On the rap side, the initial Projekt Revolution in 2002 put Cypress Hill and DJ Z-Trip on the stage, and then in 2004 it was expanded to Snoop Dogg, Ghostface Killah and M.O.P. When the 2008 edition was first announced, there was no rap at all (other than Shinoda), but they have since added Busta Rhymes, who worked with Linkin Park on "We Made It," the single from his forthcoming album, "Blessed."

When it stops at the Post-Gazette Pavilion on Friday, it will feature Linkin Park, Cornell, Rhymes, The Bravery and Ashes Divide on the main stage, with a Revolution Stage featuring Atreyu, Hawthorne Heights, 10 Years, Armor for Sleep and Street Drum Corps, a punk percussion ensemble.
"When we described them to the rest of the band I think we called them a Punk Rock Blue Man Group," Shinoda says of Street Drum Corps. "It's almost like Stomp ... but it's obviously a lot less Broadway. These guys are little punks, which is great. I love their attitude, and their look is just so cool."

Cornell, sporting one of rock's most distinctive voices, comes to the tour as a solo artist once again, having split with Tom Morello and Audioslave in early 2007. Cornell released his second solo record, "Carry On," last year, and a new one with producer Timbaland, of all people, is due in September.
"For me it's kind of ideal," Cornell says of this tour, "because being a solo artist after all this time and having two bands, three bands really that I released records with, as well as a lot of solo material, it's a lot of diversity. And I noticed in the last year playing festivals worked really well for me because I can mix it up and do some of the heavier rock that I've ever written, as well as turn around and do songs where I'm just singing and playing acoustic guitar."

Shinoda recalls that he had always been more of a hip-hopper than a rocker, but that when he was a teenager his friend Mark Wakefield (originally in Linkin Park) turned him onto Soundgarden and the Seattle scene.

"I remember getting 'Badmotorfinger.' I really was not listening to almost any rock at that point, but albums like that were so universal and had such a great sound -- those were the exceptions to the rule for me. It's really enjoyable for me to see him put all these songs together with a band that's capable of representing all the different types of sounds that he's made over the years, whether it's a Soundgarden song, or an Audioslave song or a solo song. It's almost like a greatest hits set."

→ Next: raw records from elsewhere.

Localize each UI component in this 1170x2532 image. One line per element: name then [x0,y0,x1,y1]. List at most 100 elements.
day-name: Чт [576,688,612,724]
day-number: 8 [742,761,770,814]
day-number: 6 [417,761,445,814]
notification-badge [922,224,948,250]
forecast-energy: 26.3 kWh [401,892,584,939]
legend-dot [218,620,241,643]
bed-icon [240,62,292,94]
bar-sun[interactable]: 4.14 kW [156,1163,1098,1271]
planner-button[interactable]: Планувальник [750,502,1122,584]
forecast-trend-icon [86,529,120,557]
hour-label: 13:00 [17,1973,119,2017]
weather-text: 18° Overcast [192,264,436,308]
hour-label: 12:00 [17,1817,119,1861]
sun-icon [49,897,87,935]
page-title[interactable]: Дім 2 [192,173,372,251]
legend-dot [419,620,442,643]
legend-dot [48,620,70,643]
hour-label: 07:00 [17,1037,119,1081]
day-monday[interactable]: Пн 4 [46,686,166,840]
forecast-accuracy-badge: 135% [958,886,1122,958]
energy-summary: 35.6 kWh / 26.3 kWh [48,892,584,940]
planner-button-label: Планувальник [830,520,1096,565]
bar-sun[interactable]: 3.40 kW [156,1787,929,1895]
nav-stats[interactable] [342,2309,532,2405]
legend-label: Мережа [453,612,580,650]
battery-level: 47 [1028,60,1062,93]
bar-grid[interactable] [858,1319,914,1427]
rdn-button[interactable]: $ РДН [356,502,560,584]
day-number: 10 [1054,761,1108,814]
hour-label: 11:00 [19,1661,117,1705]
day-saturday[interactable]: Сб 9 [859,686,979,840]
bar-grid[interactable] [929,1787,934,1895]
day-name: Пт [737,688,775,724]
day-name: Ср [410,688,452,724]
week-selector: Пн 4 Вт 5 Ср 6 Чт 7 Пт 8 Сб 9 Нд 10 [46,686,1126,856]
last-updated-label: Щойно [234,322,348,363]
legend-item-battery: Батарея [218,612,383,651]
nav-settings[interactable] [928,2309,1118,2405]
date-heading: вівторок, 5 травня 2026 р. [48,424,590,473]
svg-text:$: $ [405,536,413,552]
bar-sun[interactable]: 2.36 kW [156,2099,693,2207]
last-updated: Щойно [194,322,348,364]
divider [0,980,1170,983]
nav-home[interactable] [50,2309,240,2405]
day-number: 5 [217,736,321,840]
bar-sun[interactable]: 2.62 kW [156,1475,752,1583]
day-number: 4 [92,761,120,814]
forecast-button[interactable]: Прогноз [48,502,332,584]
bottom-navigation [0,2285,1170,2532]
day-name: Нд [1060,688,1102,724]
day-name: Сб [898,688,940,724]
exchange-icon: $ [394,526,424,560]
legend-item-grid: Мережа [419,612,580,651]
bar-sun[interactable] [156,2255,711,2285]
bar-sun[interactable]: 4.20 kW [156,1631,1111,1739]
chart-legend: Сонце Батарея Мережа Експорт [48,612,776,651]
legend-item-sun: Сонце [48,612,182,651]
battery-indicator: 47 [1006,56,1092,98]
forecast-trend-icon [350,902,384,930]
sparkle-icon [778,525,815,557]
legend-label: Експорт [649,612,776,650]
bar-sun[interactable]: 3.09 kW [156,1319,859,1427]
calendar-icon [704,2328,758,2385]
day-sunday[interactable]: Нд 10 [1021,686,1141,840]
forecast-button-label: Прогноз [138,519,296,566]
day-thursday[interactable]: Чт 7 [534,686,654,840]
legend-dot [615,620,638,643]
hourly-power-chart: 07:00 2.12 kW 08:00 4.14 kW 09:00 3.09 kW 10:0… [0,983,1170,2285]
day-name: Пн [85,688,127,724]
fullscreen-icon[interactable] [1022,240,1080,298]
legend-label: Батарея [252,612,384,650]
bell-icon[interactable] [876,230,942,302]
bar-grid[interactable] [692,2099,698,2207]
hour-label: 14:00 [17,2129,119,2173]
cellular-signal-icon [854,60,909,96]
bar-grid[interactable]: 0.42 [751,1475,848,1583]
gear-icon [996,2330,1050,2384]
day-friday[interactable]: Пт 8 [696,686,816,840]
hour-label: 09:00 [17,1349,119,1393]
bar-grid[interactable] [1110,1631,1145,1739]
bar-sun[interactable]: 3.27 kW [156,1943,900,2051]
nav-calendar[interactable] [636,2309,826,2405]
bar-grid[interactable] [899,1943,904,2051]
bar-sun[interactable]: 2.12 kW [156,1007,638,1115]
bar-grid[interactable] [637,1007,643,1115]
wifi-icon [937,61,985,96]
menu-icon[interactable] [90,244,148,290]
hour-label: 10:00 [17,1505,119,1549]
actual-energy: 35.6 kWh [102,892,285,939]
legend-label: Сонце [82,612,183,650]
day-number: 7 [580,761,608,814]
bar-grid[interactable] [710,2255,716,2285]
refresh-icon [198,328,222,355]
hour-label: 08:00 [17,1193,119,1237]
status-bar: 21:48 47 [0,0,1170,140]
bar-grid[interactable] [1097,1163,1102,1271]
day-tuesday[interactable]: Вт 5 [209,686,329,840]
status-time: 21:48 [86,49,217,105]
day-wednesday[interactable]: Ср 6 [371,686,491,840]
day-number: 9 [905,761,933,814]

The Bravery, a band from New York City with a New Wave edge, released its second album, "The Sun and the Moon," in March 2007, then re-visited the project earlier this year with "The Sun and the Moon Complete," a two-disc re-do with a darker, more electronic tone.

"We just put out the 'Moon' half of 'The Sun and the Moon,' " Endicott says, "and so we're going to start putting in these new versions, kind of like remixed versions of the songs. So we'll start busting out a bunch of those on this tour. It's awesome, it's a wide range of stuff that we have now, from very rock, to very disco-y and then even some more like acoustic, like mellower stuff."

Linkin Park is also between albums, having released "Minutes to Midnight," a slight departure from its more bombastic nu-metal sound, in May 2007. What can fans expect from the headliners?

"As far as the Linkin Park set goes," Shinoda says, "we've been trying to build in as much wiggle room for improvisation and kind of screwing around with existing songs, as much of that as possible, and we'll continue to do so. We haven't actually figured out what the set for the summer is going to be. But I feel pretty confident saying that we'll be working more towards that end."

Whatever it ends up being, Shinoda knows it has to rock pretty hard, coming seven or eight hours after the first band.

"It's a little trickier for the people who play later, because now all the fans have been there since 11 o'clock, they're tired and we have to work extra hard to get them into the set and keep them excited, which we are happy to do."